CINCINNATI (AP) — Ohio’s busiest thoroughbred race track avoided being shut down Wednesday when its owners made a bond payment that they previously said they might miss.

The Ohio State Racing Commission was poised to close Thistledown race track in suburban Cleveland, halting live racing and simulcasting, if the track didn’t re-establish its minimum bond by Thursday.

The track must maintain a $1 million bond to ensure payment to its creditors.

Thistledown had fallen below that level, and the Magna Entertainment Corp., the track’s parent company had said it couldn’t guarantee that it could make up the roughly $36,000 difference because it is reorganizing under Chapter 11 bankruptcy protection.

“Although we were disappointed in the OSRC decision, in the interest of our customers, employees and horsemen, we took the necessary steps to insure that business will be conducted as usual and that Thistledown will remain open,” Brent Reitz, the track’s vice president and general manager, said in a statement Wednesday afternoon.

Racing commission executive director Sam Zonak had said that the panel voted 5-0 on Tuesday to end Thistledown’s thoroughbred meet if Magna failed to make the payment by Thursday’s deadline.

Magna attorney Gregg Scoggins told the commission on Tuesday that he could not guarantee payment because a bankruptcy judge would have to approve it.

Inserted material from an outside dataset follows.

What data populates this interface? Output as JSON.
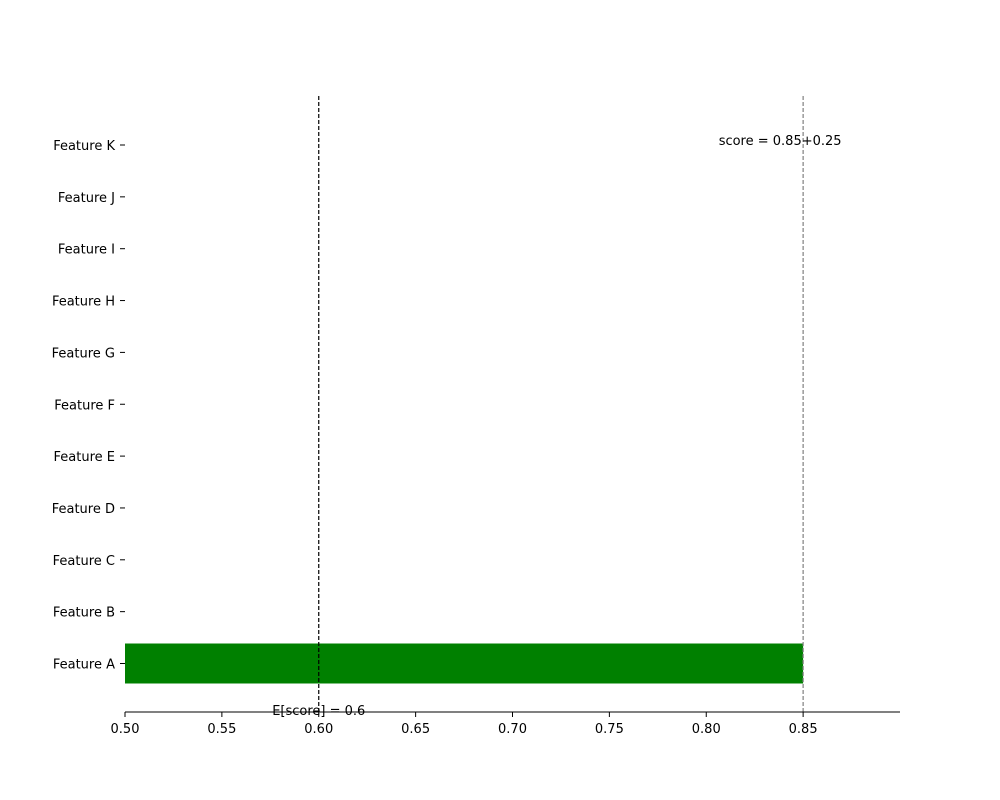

Track operators and the racing commission have said for years that racing in Ohio was becoming increasingly untenable because neighboring states subsidize purses with revenue from casinos, or from slot machines at the race tracks.

“People say we’re crying wolf, but you can’t keep going on with these types of losses,” said Mike Weiss, vice president of Beulah Park near Columbus.

“Without some help, you can’t build the product back up.”

Zonak noted that Presque Isle Downs, a new track at Erie, Pa., offers an average of $273,000 a day in purses, while nearby Thistledown can offer only $47,000.

Ohio voters have repeatedly rejected proposals for constitutional amendments to allow increased gambling.

The racing commission currently is pushing a plan to give state lawmakers the authority to approve slot machines at race tracks.

River Downs and Beulah Park said they were threatened by decreasing business even before the problems at Thistledown.

“I know we’re going to struggle through the end of this season, and if the Legislature doesn’t do something to help us, there is a strong, strong likelihood that we’ll shut down,” said Jack Hanessian, general manager at River Downs.

River Downs pays $400,000 a year in property tax, he said, and half of it is due next week.

“That’s hard to do when your business keeps decreasing 15-16 percent year after year,” Hanessian said.

Weiss said if Thistledown were to close, that would seal the fate of thoroughbred racing in Ohio, which also has four harness tracks.

“This is just the start,” Weiss said. “Any further step backward is a step closer to our demise.”